McDonald’s (mcd) is betting on new tech like mobile orders and payments to halt an exodus of U.S. customers that has seen store visits fall by 500 million since 2012.
The hamburger giant unveiled plans at its annual investor day to make “mobile order and pay” available at all of its roughly 14,000 U.S. restaurants by the autumn. McDonald’s will also finally introduce delivery, giving in to a long held demand from patrons who have drifted to rivals in recent years.
“Through enhanced technology to elevate and modernize the customer experience, a focus on the quality and value of our food and redefined convenience through delivery, we have a bold vision for the future and the urgency to act on it,” McDonald’s CEO Steve Easterbrook told investors and Wall Street analysts at the meeting, which was webcast from Chicago.
Still, the initiative shows how McDonald’s has been a tech laggard: mobile ordering and payments are well established options at rivals like Starbucks (sbux), Panera Bread (pnra) and Domino’s Pizza (dpz).
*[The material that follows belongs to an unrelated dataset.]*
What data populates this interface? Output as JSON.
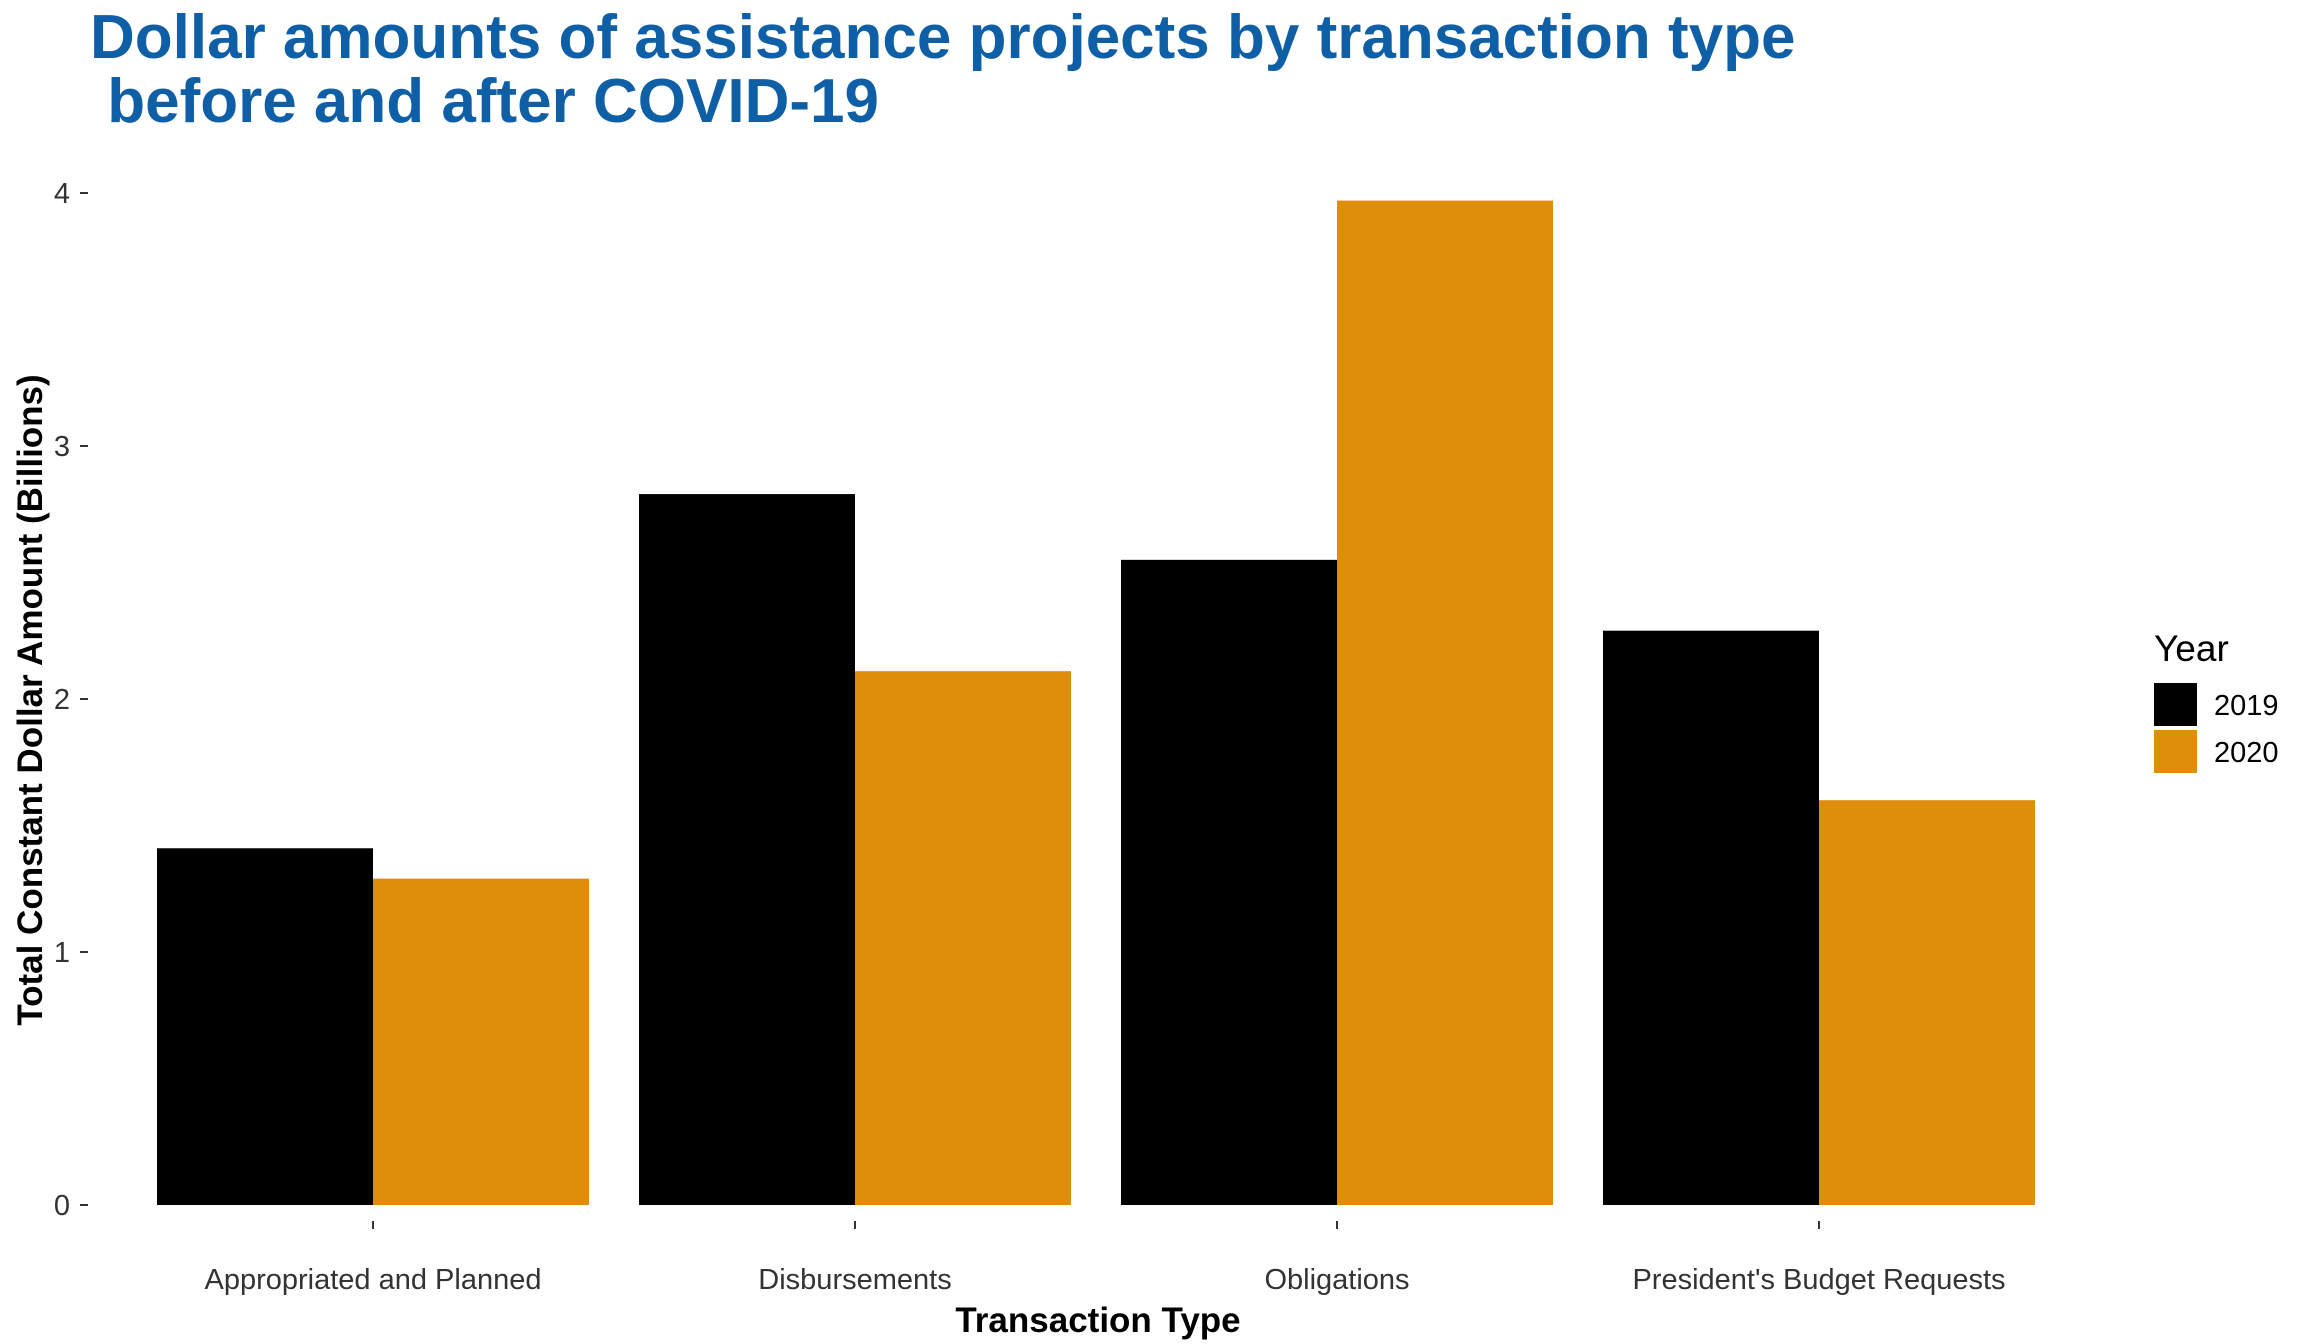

And this week Wendy’s announced it was introducing self-service order kiosks at 1,000 restaurants. McDonald’s conceded in a press release it “didn’t keep pace with” customer expectations that have risen as they patronize other fast-food chains.
To win back those customers, McDonald’s is spending about $1.7 billion this year, about two-thirds of which will be spent on existing stores, including new tech. Some of that will go to radically overhauling about 650 restaurants in 2017 to meet what it calls its “Experience of the Future” look, with the goal of having most free-standing U.S. restaurants done by the end of 2020. More McDonald’s restaurants will have computerized kiosks that allow customers to place orders and skip the front counter altogether.
As for delivery, McDonald’s executives pointed out that in key mature markets like the U.S., France, Britain, Germany and Canada, some 75% of people live within three miles of a restaurant, allowing it to use its network to bring food directly to customers’ homes.
When the company in January reported a comparable sales decline of 1.3% in the U.S. for the fourth quarter, it re-ignited fears that it was heading for another period of stagnation after something of a comeback. That renaissance had been spurred by the launch of All-Day Breakfast, putting pressure on McDonald’s to show it had more than one move it could use.
While McDonald’s has been testing a million ideas, including the use of kale in some salads, one executive suggested McDonald’s would eschew such experiments in the future to focus on its core items and said it “will never chase concepts” that don’t play to its strengths.
For 2019 and beyond, the company said it foresaw operating margin expanding from the high-20 percent range to the mid-40 percent range, as it continues to sell off more restaurants to franchisees and royalty fees make a larger percentage of sales. By the end of this year, the company expects 93 percent of its restaurants to be franchised.
Shares rose 1.4% to $129.40 after McDonald’s unveiled its plan.